Das fordert übrigens auch Rot-Grün in NordrheinWestfalen; dort wird die gleiche Schwelle gesetzt. Rot-Grün in Rheinland-Pfalz fordert ebenfalls diese Änderung. Wir sind also mit der Forderung nach Einführung dieser Grenzen nicht allein. Der Kollege Sander - er ist jetzt nicht da - hat im Ausschuss behauptet, die Landesregierung würde da nichts ändern wollen usw. Ich habe in dem Antrag darauf hingewiesen, dass selbst Herr Lindemann in einem Interview mit dem Hamburger Abendblatt gesagt hat, Niedersachsen will der Agrarindustrie Grenzen setzen. Er hat dort gesagt, was eine Agrarfabrik ist. Er spricht da von 40 000 Hühnern.

Wenn man es sich noch genauer ansehen will, so gibt es noch ein Interview von ihm in der top agrar vom letzten Jahr.
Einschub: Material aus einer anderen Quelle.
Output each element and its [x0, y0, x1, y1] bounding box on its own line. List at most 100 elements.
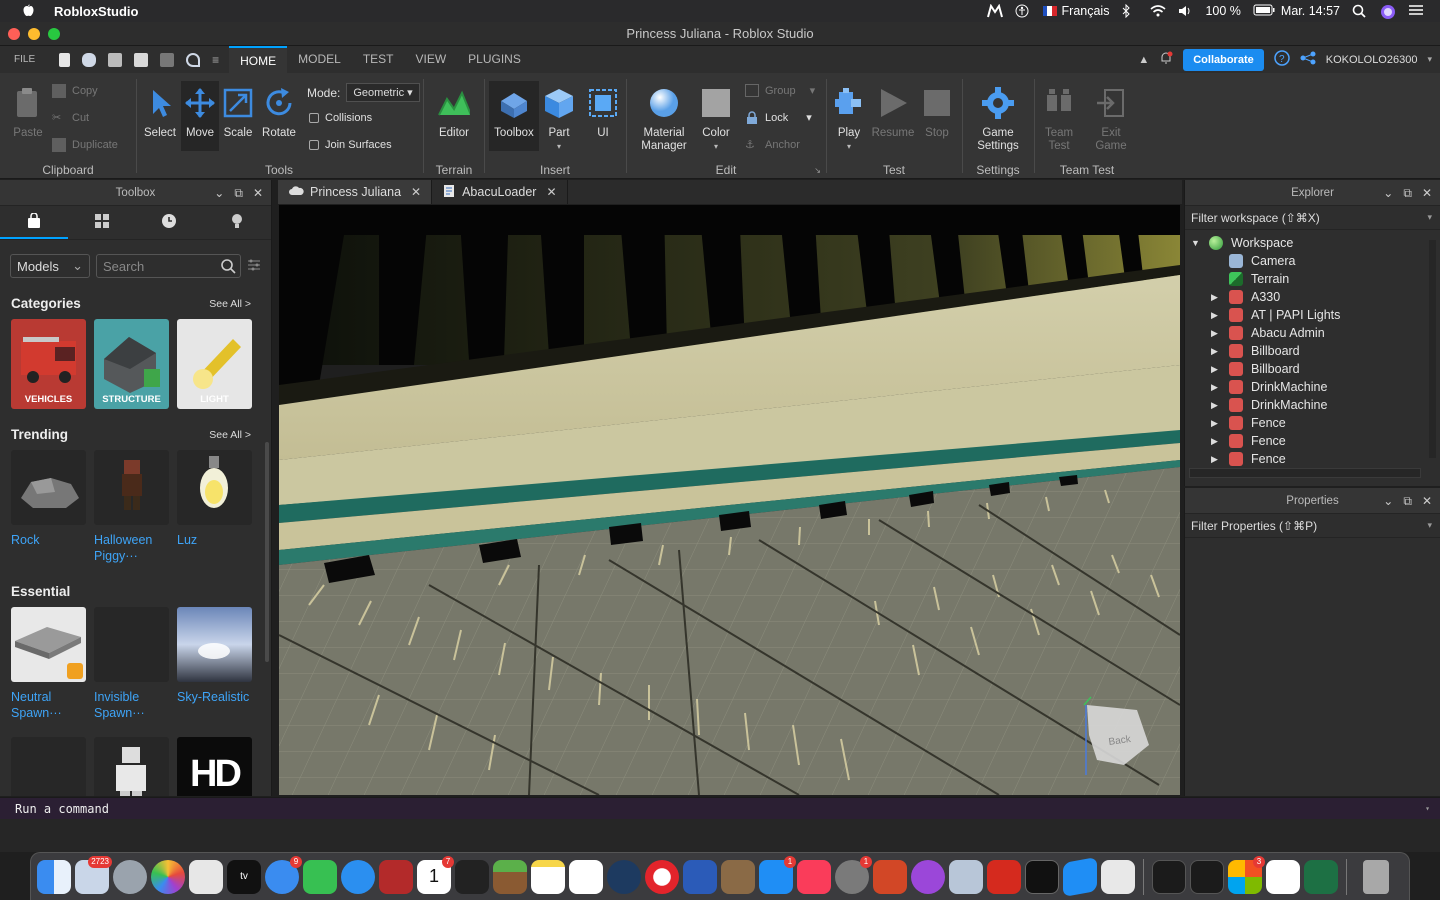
expand-arrow-right-icon[interactable]: ▶ — [1211, 328, 1218, 339]
minecraft-icon[interactable] — [493, 859, 527, 894]
paste-button[interactable]: Paste — [10, 87, 46, 140]
stop-square-icon[interactable] — [160, 52, 175, 67]
explorer-item[interactable]: ▶ DrinkMachine — [1185, 396, 1440, 414]
copy-button[interactable]: Copy — [52, 84, 98, 98]
play-button[interactable]: Play ▾ — [831, 87, 867, 153]
music-icon[interactable] — [797, 859, 831, 894]
part-dropdown-icon[interactable]: ▾ — [541, 140, 577, 153]
explorer-filter-input[interactable]: Filter workspace (⇧⌘X) ▾ — [1185, 206, 1440, 230]
asset-dummy[interactable] — [94, 737, 169, 796]
categories-see-all-link[interactable]: See All > — [209, 298, 251, 310]
notifications-icon[interactable] — [1159, 51, 1173, 68]
safari-icon[interactable] — [341, 859, 375, 894]
username[interactable]: KOKOLOLO26300 — [1326, 54, 1418, 66]
tab-file[interactable]: FILE — [0, 46, 49, 73]
category-dropdown[interactable]: Models ⌄ — [10, 254, 90, 278]
collisions-checkbox[interactable]: Collisions — [309, 112, 372, 124]
close-tab-icon[interactable]: ✕ — [546, 185, 556, 199]
tab-home[interactable]: HOME — [229, 46, 288, 73]
lock-button[interactable]: Lock ▾ — [745, 111, 812, 124]
category-light-tile[interactable]: LIGHT — [177, 319, 252, 409]
podcasts-icon[interactable] — [911, 859, 945, 894]
asset-invisible-spawn[interactable]: Invisible Spawn··· — [94, 607, 169, 721]
expand-arrow-right-icon[interactable]: ▶ — [1211, 418, 1218, 429]
tab-creations[interactable] — [203, 206, 271, 239]
expand-arrow-right-icon[interactable]: ▶ — [1211, 454, 1218, 465]
facetime-icon[interactable] — [303, 859, 337, 894]
finder-icon[interactable] — [37, 859, 71, 894]
messages-icon[interactable]: 9 — [265, 855, 302, 894]
undo-icon[interactable] — [186, 52, 201, 67]
publish-icon[interactable] — [108, 52, 123, 67]
tab-test[interactable]: TEST — [352, 46, 405, 73]
close-panel-icon[interactable]: ✕ — [1422, 186, 1432, 201]
asset-name[interactable]: Halloween Piggy··· — [94, 532, 169, 564]
trending-see-all-link[interactable]: See All > — [209, 429, 251, 441]
new-file-icon[interactable] — [59, 52, 71, 67]
asset-name[interactable]: Sky-Realistic — [177, 689, 252, 705]
image-capture-icon[interactable] — [949, 859, 983, 894]
activity-monitor-icon[interactable] — [1152, 859, 1186, 894]
explorer-item[interactable]: ▶ Fence — [1185, 450, 1440, 468]
tab-marketplace[interactable] — [0, 206, 68, 239]
play-dropdown-icon[interactable]: ▾ — [831, 140, 867, 153]
powerpoint-icon[interactable] — [873, 859, 907, 894]
close-window-button[interactable] — [8, 28, 20, 40]
toolbox-search-input[interactable]: Search — [96, 254, 241, 278]
share-icon[interactable] — [1300, 51, 1316, 68]
collapse-ribbon-icon[interactable]: ▲ — [1138, 54, 1149, 66]
volume-icon[interactable] — [1177, 4, 1193, 18]
asset-halloween-piggy[interactable]: Halloween Piggy··· — [94, 450, 169, 564]
apple-tv-icon[interactable]: tv — [227, 859, 261, 894]
explorer-item[interactable]: Terrain — [1185, 270, 1440, 288]
resume-button[interactable]: Resume — [871, 87, 915, 140]
calendar-icon[interactable]: 17 — [417, 855, 454, 894]
command-bar-input[interactable]: Run a command ▾ — [0, 797, 1440, 819]
explorer-item[interactable]: Camera — [1185, 252, 1440, 270]
capcut-icon[interactable] — [1266, 859, 1300, 894]
binoculars-icon[interactable] — [82, 52, 97, 67]
ui-button[interactable]: UI — [585, 87, 621, 140]
asset-name[interactable]: Invisible Spawn··· — [94, 689, 169, 721]
category-vehicles-tile[interactable]: VEHICLES — [11, 319, 86, 409]
join-surfaces-checkbox[interactable]: Join Surfaces — [309, 139, 392, 151]
panel-menu-chevron-icon[interactable]: ⌄ — [214, 186, 224, 201]
launchpad-rocket-icon[interactable] — [113, 859, 147, 894]
mode-selector[interactable]: Mode: Geometric ▾ — [307, 83, 420, 102]
expand-arrow-right-icon[interactable]: ▶ — [1211, 292, 1218, 303]
panel-menu-chevron-icon[interactable]: ⌄ — [1383, 186, 1393, 201]
3d-viewport[interactable]: Back — [279, 205, 1180, 795]
asset-name[interactable]: Neutral Spawn··· — [11, 689, 86, 721]
expand-arrow-right-icon[interactable]: ▶ — [1211, 382, 1218, 393]
tab-view[interactable]: VIEW — [405, 46, 458, 73]
expand-arrow-down-icon[interactable]: ▼ — [1191, 238, 1200, 248]
notebook-icon[interactable] — [721, 859, 755, 894]
active-app-name[interactable]: RobloxStudio — [54, 4, 139, 19]
undock-icon[interactable]: ⧉ — [1403, 494, 1412, 509]
opera-icon[interactable] — [645, 859, 679, 894]
app-store-icon[interactable]: 1 — [759, 855, 796, 894]
mode-dropdown[interactable]: Geometric ▾ — [346, 83, 420, 102]
undock-icon[interactable]: ⧉ — [1403, 186, 1412, 201]
quick-access-dropdown-icon[interactable]: ≡ — [212, 53, 219, 67]
roblox-studio-icon[interactable] — [1063, 856, 1097, 897]
edit-expand-icon[interactable]: ↘ — [814, 166, 821, 175]
quicktime-icon[interactable] — [607, 859, 641, 894]
wifi-icon[interactable] — [1149, 4, 1166, 18]
spotlight-search-icon[interactable] — [1352, 4, 1368, 18]
asset-name[interactable]: Luz — [177, 532, 252, 548]
malwarebytes-icon[interactable] — [986, 3, 1003, 18]
panel-menu-chevron-icon[interactable]: ⌄ — [1383, 494, 1393, 509]
excel-icon[interactable] — [1304, 859, 1338, 894]
preview-icon[interactable] — [189, 859, 223, 894]
stop-button[interactable]: Stop — [919, 87, 955, 140]
acrobat-icon[interactable] — [987, 859, 1021, 894]
material-manager-button[interactable]: Material Manager — [635, 87, 693, 153]
explorer-item[interactable]: ▶ Fence — [1185, 414, 1440, 432]
battery-icon[interactable] — [1253, 4, 1275, 18]
undock-icon[interactable]: ⧉ — [234, 186, 243, 201]
chevron-down-icon[interactable]: ▾ — [1427, 520, 1432, 531]
zoom-window-button[interactable] — [48, 28, 60, 40]
control-center-icon[interactable] — [1408, 4, 1424, 18]
explorer-vscrollbar[interactable] — [1429, 240, 1436, 458]
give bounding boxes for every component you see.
Dort hat er in einem langen Interview eine Bundesratsinitiative im Detail angekündigt und auch gesagt, die Kommunen brauchen neue Regelungen. Er will diese Grenze ab 2 000 Mastschweinen und 40 000 Hennen einführen. Es ist in Interviews genau aufgeführt, wie er die Regelung haben will.

Deshalb ist es sehr verwunderlich, dass sich nun CDU und FDP als Schutzpatron der Agrarindustrie betätigen wollen, keinerlei Änderungen im Baugesetzbuch für erforderlich halten und diese Privilegierung einfach so beibehalten wollen. Das ist wieder ein Stück Ankündigungspolitik, die der Minister da gemacht hat; das ist ein Stück Rosstäuscherei. Das passt vielleicht zu Niedersachsen. Aber es ist weiterhin eine Entscheidung zulasten der Kommunen und der Bürgerinitiativen sowie der vielen Anwohnerinnen und Anwohner, die unter dieser Fehlentwicklung leiden.